小菅桂子さんは「オムライスはチャブ屋(小規模な庶民向けの洋食屋)から生まれた」とする
日比谷の松本楼の料理長であった辻村の証言を紹介しています。
チャブ屋で誕生したオムライスが、
後に西洋料理店に逆移入したものであろうという説です。
その他の説として、煉瓦亭を含む銀座の4軒ほどの洋食屋同士で話し合いながら研究が行われ、
現在のオムライスに近いものが作られたという話もあります。
映画『タンポポ』で有名になった作り方として、
皿に盛ったチキンライスの上に中が半熟のプレーンオムレツを乗せ、
食卓でそれに切れ目を入れて全体を包み込むように開くという方法があります。
これは伊丹十三さんが発案し、
東京日本橋にある洋食屋の老舗「たいめいけん」が作り出したもので、
現在も「タンポポオムライス(伊丹十三風)」という名前で供され、店の名物の一つとなっています。

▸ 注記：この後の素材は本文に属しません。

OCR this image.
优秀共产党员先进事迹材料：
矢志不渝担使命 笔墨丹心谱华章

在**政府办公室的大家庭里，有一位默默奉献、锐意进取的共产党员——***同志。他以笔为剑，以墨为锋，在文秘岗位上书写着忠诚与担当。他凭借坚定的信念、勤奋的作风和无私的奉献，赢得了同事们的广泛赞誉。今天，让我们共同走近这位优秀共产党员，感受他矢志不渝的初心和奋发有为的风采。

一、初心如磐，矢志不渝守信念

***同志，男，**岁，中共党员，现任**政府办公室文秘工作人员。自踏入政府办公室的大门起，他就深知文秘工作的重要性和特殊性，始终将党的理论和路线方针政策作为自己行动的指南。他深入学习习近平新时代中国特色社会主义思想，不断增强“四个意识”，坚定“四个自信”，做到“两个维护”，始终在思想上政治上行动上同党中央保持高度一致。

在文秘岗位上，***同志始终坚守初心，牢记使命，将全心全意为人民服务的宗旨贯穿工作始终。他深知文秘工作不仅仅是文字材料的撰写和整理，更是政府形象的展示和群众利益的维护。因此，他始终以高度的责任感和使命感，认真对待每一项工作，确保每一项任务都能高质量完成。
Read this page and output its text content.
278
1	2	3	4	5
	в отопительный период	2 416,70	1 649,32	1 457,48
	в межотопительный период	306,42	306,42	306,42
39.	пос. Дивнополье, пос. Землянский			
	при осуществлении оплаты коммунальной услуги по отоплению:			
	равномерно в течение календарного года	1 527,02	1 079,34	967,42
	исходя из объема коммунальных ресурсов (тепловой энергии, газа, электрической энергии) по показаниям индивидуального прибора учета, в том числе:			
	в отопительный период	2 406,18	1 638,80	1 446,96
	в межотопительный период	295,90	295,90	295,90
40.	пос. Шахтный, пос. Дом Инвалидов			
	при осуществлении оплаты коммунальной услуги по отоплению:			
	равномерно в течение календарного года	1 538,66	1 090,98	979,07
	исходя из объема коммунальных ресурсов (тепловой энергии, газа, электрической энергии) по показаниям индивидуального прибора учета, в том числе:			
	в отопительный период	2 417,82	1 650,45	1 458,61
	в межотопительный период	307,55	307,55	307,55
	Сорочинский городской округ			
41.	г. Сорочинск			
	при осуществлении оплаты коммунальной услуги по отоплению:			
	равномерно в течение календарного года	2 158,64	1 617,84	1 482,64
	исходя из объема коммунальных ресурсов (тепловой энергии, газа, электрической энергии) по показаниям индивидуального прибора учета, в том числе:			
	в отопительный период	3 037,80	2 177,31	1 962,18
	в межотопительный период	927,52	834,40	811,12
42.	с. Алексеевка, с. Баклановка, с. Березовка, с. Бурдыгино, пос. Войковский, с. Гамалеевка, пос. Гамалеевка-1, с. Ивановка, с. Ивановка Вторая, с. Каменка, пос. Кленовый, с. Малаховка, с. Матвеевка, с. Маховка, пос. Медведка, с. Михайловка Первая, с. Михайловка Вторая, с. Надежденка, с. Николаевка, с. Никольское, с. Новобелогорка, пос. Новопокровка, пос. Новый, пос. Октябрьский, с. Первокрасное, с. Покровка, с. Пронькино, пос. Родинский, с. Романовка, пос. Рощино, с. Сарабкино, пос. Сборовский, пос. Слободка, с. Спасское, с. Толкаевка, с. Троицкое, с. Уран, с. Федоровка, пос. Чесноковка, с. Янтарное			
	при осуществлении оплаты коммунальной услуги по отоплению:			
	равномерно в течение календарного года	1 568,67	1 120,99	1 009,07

ラーメン店では、チャーハンを卵で包んだものを「オムチャーハン」として供している場合があります。
オムチャーハンでは、卵の半熟の面を上にして皿に盛った炒飯に被せるスタイルが多いです。
ライスではなく焼きそばを卵で包んだものは「オムそば」と呼ばれます。
上面にケチャップを垂らし、提供する相手の名前やメッセージなど、簡単な文字や絵(アスキーアートなど)を描くことができます。
近年では多くのメイド喫茶の定番メニューにもなっており、店員(メイド)がオムライスの上にケチャップで何か書いてくれるサービス「萌えオム」などが、広く知られています。
マレーシアやインドネシアなどでは、ナシゴレンをオムライスと同じように卵で包みケチャップをかけたナシゴレン・パタヤが食べられています。